Hanafy has seen injuries of every kind, he says, the worst being fractured skulls.
"We made a revolution and we thought we were successful. We thought we got our rights, our freedom. But we didn't.
"Very good guys died in the few past days. I'm so sorry, so sorry."
Despite the severity of the violence, protesters continue to fill the square. With the rising number of protesters comes a hike in the number of cases these doctors treat.
Many of those limping into the clinic are suffering from the effects of tear gas, ailments that range from redness of the eyes to suffocation, says Jehan Saad, a 21-year-old pharmacy student and clinic volunteer.
They are treated with the limited medical supplies available, she says.
In the case of more extreme wounds, the doctors call for a hospital ambulance, which must inch its way through the hordes of people filling the square to reach the injured.
The sirens of those ambulances ring out every so often in the distance as the tear gas attacks intensify and the number of protesters determined to make it to the front lines of the clashes increases.

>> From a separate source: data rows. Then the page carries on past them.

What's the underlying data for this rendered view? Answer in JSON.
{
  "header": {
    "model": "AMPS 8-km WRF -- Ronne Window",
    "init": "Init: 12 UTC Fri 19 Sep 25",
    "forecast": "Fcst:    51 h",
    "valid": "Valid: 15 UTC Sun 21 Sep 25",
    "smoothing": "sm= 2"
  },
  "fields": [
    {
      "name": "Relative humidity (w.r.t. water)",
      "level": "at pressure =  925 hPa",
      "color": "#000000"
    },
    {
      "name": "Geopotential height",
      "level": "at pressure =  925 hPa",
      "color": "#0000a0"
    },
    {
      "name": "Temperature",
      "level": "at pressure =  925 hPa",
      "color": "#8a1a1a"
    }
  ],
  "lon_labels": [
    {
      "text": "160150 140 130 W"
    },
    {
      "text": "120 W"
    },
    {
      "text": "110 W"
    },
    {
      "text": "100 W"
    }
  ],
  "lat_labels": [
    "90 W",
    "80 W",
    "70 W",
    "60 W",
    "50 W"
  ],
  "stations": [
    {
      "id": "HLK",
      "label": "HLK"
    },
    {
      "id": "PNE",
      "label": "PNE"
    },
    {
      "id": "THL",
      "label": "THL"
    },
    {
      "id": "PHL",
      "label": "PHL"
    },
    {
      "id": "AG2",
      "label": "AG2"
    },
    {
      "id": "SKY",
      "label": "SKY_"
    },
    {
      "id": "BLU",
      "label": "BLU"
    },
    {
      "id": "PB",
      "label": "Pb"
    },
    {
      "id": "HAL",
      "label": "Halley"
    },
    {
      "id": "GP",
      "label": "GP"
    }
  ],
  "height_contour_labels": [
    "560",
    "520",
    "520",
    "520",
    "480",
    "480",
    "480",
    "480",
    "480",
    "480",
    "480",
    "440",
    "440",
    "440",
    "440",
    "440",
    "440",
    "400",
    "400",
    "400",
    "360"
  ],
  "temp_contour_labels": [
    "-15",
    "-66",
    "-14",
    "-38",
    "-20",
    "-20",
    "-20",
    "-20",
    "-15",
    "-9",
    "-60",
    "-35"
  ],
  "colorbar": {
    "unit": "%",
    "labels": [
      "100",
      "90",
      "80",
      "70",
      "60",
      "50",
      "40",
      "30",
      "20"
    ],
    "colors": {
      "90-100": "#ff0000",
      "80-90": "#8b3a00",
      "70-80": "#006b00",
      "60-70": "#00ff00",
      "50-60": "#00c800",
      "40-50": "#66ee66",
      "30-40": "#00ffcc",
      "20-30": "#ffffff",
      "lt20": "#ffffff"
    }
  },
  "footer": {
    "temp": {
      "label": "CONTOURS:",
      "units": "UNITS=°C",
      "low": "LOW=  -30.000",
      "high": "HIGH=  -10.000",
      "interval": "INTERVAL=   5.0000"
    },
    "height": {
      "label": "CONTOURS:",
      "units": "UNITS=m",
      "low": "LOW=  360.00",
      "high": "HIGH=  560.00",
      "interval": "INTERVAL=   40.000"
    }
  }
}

The security of the clinics is tenuous and those inside the human chain frequently brace themselves for an onslaught of protesters fleeing the encroaching government forces.

Peter Helmy and Mina Reda, both 21-year-old medical students at Cairo University, say they rarely feel completely safe inside the clinic.

But after their first day of volunteering, they know they will return, despite the threat of violence.
"When I see people running in a hurry, I feel unsafe," Helmy says. "But I'll be here as long as it takes."
It is unclear for most people here how long that might be.
For Do'aa Ayman, however, the length of the demonstrations is less important than the potential that renewed protest has sparked among Egyptians.
"People woke up again. They will never return home until the rights of those people who were killed, those people who lost their eyes, those people who lost their hands - is taken. We have rights and we have to take them."